Pharmacy benefit managers (PBMs) are all the rage – often literally – on Capitol Hill these days, and they’ve been targeted with a variety of legislative proposals in the past several months. On Tuesday, Dr. Casey Mulligan, a PhD economist at the University of Chicago (full disclosure: Dr. Mulligan has written for the American Action Forum previously), released a working paper on the consequences of legislation that would “delink” PBM remuneration from the rebates they negotiate. Let’s explore that research and what it means for current and future PBM reform proposals.

First, a bit of background on PBMs and delinking. PBMs negotiate payments for drugs on a plan’s formulary (the list of drugs the plan covers) and adjudicate claims, among other things. There are a couple of models on how PBMs are compensated, but most plans pay most PBMs a percentage of the rebate (the discount on the list price of the drug) that PBMs negotiate from drug manufacturers. The larger the rebate, the more money a PBM makes. PBMs use the plan’s pool of beneficiaries as negotiation leverage (the larger the utilization volume of a drug, the larger the rebate will be), as well as a tiering system in the formulary that puts drugs into preferred vs. non-preferred categories. The bigger the discount a pharmaceutical manufacturer can offer compared to its competitors, the better its tier placement on the formulary. The PBM keeps a percentage of that rebate, and the rest goes back to the plan sponsor, which then may use it to keep premiums lower or offer more benefits.

The trouble is that this system may incentivize higher list prices of drugs. For example, a pharmaceutical company knows that a PBM is most likely to choose the drug with the biggest rebate. If that company raises the list price, it can give a larger rebate and still end up at the same price it was originally willing to offer. That wouldn’t be a problem, except most co-pays for the patient at the pharmacy counter are based off the percentage of the drug’s list price, in large part because the full rebate amount won’t be known until months later when the plan’s utilization volume targets are achieved. While net drug prices have gone down over the last decade, list prices have been steadily increasing, and the PBM rebate structure is potentially one reason (the 340B Program is potentially another). Insurance plans still prefer this system and choose to compensate PBMs this way because it saves the entire plan – and thus its beneficiaries – money.

In an attempt to prevent higher list prices, Congress has introduced legislation to “delink” PBM payment from discounts on the list price in Medicare Part D. Dr. Mulligan’s research shows that delinking PBM payment from the discounts is likely to increase annual federal Part D spending by $3–$10 billion, demonstrating that paying for performance matters for outcomes. With no incentive for PBMs to negotiate lower net prices, those net prices will increase. Additionally, delinking would put stand-alone PBMs at a disadvantage relative to vertically integrated PBMs – which already own around 80% of the market – and this consolidation would further increase prices. Furthermore, Dr. Mulligan notes delinking would lead to lower drug utilization, as PBMs lose incentive to hit their utilization volume goals and individuals leave plans that had to increase their premiums to pay for more expensive drugs.

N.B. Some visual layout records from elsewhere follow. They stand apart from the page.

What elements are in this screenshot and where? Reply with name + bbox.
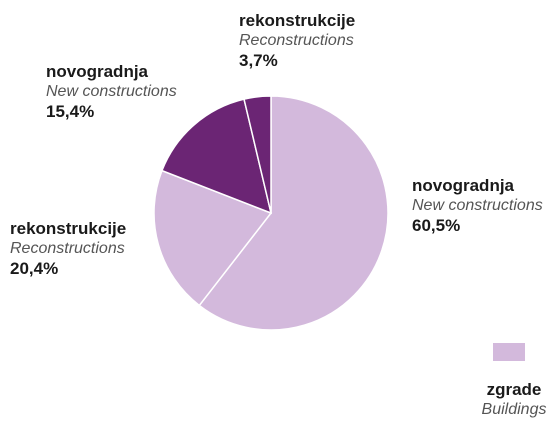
slice-percent: 3,7%	[239, 50, 278, 70]
slice-label-hr: rekonstrukcije	[10, 219, 127, 238]
legend-text: zgrade Buildings	[469, 380, 555, 420]
slice-percent: 20,4%	[10, 258, 59, 278]
slice-percent: 60,5%	[412, 215, 461, 235]
pie-slice-2	[160, 98, 273, 215]
pie-slice-3	[243, 95, 272, 214]
label-new-constructions-buildings: novogradnja New constructions 60,5%	[412, 176, 543, 236]
legend-label-hr: zgrade	[486, 380, 542, 399]
slice-label-hr: novogradnja	[46, 62, 149, 81]
slice-label-en: Reconstructions	[10, 240, 125, 258]
slice-label-en: New constructions	[46, 83, 177, 101]
label-reconstructions-other: rekonstrukcije Reconstructions 3,7%	[239, 11, 355, 71]
legend-swatch	[493, 343, 525, 361]
label-reconstructions-buildings: rekonstrukcije Reconstructions 20,4%	[10, 219, 126, 279]
slice-label-hr: rekonstrukcije	[239, 11, 356, 30]
pie-slice-0	[198, 95, 389, 331]
slice-percent: 15,4%	[46, 101, 95, 121]
slice-label-en: Reconstructions	[239, 32, 354, 50]
slice-label-en: New constructions	[412, 197, 543, 215]
legend-label-en: Buildings	[481, 401, 547, 419]
label-new-constructions-other: novogradnja New constructions 15,4%	[46, 62, 177, 122]
pie-slice-1	[153, 169, 273, 307]
slice-label-hr: novogradnja	[412, 176, 515, 195]
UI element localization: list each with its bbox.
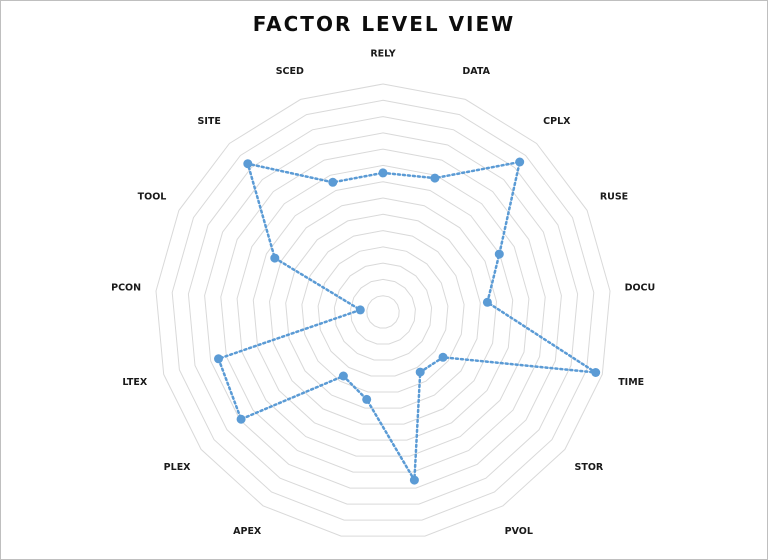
data-point-pcap xyxy=(362,394,372,404)
data-point-acap xyxy=(409,475,419,485)
category-label-plex: PLEX xyxy=(164,462,192,473)
grid-ring xyxy=(220,148,546,473)
category-label-cplx: CPLX xyxy=(543,116,571,127)
grid-ring xyxy=(252,181,514,441)
data-point-pcon xyxy=(355,305,365,315)
series-line xyxy=(216,160,597,485)
category-label-pvol: PVOL xyxy=(505,526,533,537)
category-label-ruse: RUSE xyxy=(600,192,628,203)
radar-grid xyxy=(155,83,611,537)
grid-ring xyxy=(350,278,416,345)
category-label-docu: DOCU xyxy=(625,283,656,294)
category-label-data: DATA xyxy=(462,66,490,77)
data-point-sced xyxy=(328,177,338,187)
data-point-time xyxy=(591,368,601,377)
data-point-stor xyxy=(438,352,448,362)
grid-ring xyxy=(187,116,579,505)
chart-title: FACTOR LEVEL VIEW xyxy=(252,12,516,36)
category-label-stor: STOR xyxy=(575,462,604,473)
category-label-ltex: LTEX xyxy=(122,377,147,388)
data-point-site xyxy=(243,159,253,169)
grid-ring xyxy=(301,230,465,393)
data-point-ltex xyxy=(214,354,223,364)
category-label-site: SITE xyxy=(198,116,221,127)
data-point-ruse xyxy=(494,249,504,259)
data-point-plex xyxy=(236,414,246,424)
data-point-docu xyxy=(482,297,492,307)
data-point-pvol xyxy=(415,367,425,377)
category-label-pcon: PCON xyxy=(111,283,141,294)
data-point-rely xyxy=(378,168,388,178)
category-label-apex: APEX xyxy=(233,526,262,537)
category-labels: RELYDATACPLXRUSEDOCUTIMESTORPVOLACAPPCAP… xyxy=(111,49,656,537)
data-point-data xyxy=(430,173,440,183)
data-point-tool xyxy=(270,253,280,263)
grid-ring xyxy=(285,213,481,409)
category-label-time: TIME xyxy=(618,377,644,388)
grid-ring xyxy=(236,164,530,457)
grid-ring xyxy=(204,132,562,489)
grid-ring xyxy=(317,246,449,377)
data-point-cplx xyxy=(515,157,525,167)
category-label-sced: SCED xyxy=(276,66,304,77)
grid-ring xyxy=(171,99,595,521)
category-label-tool: TOOL xyxy=(138,192,167,203)
data-point-apex xyxy=(338,371,348,381)
radar-series xyxy=(214,157,601,485)
grid-ring xyxy=(366,295,400,329)
grid-ring xyxy=(268,197,498,425)
grid-ring xyxy=(155,83,611,537)
grid-ring xyxy=(333,262,433,361)
category-label-rely: RELY xyxy=(370,49,395,60)
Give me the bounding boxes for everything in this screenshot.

The pharmaceutical money-product web is extremely complex, and PBMs are merely one player among several. Ultimately, what a patient pays at the pharmacy counter is decided by the plan sponsor’s choice of co-pay, deductible, and other out-of-pocket requirements, on which the PBM has no input. Delinking PBM payments from the discounts they negotiate isn’t going to help any of this and could even make the problem worse. Dr. Mulligan puts it best when he says, “The advantages of pay for performance is one of the most cited conclusions in economics, where it is frequently noted that ‘incentives matter.’” Let’s hope Congress catches on.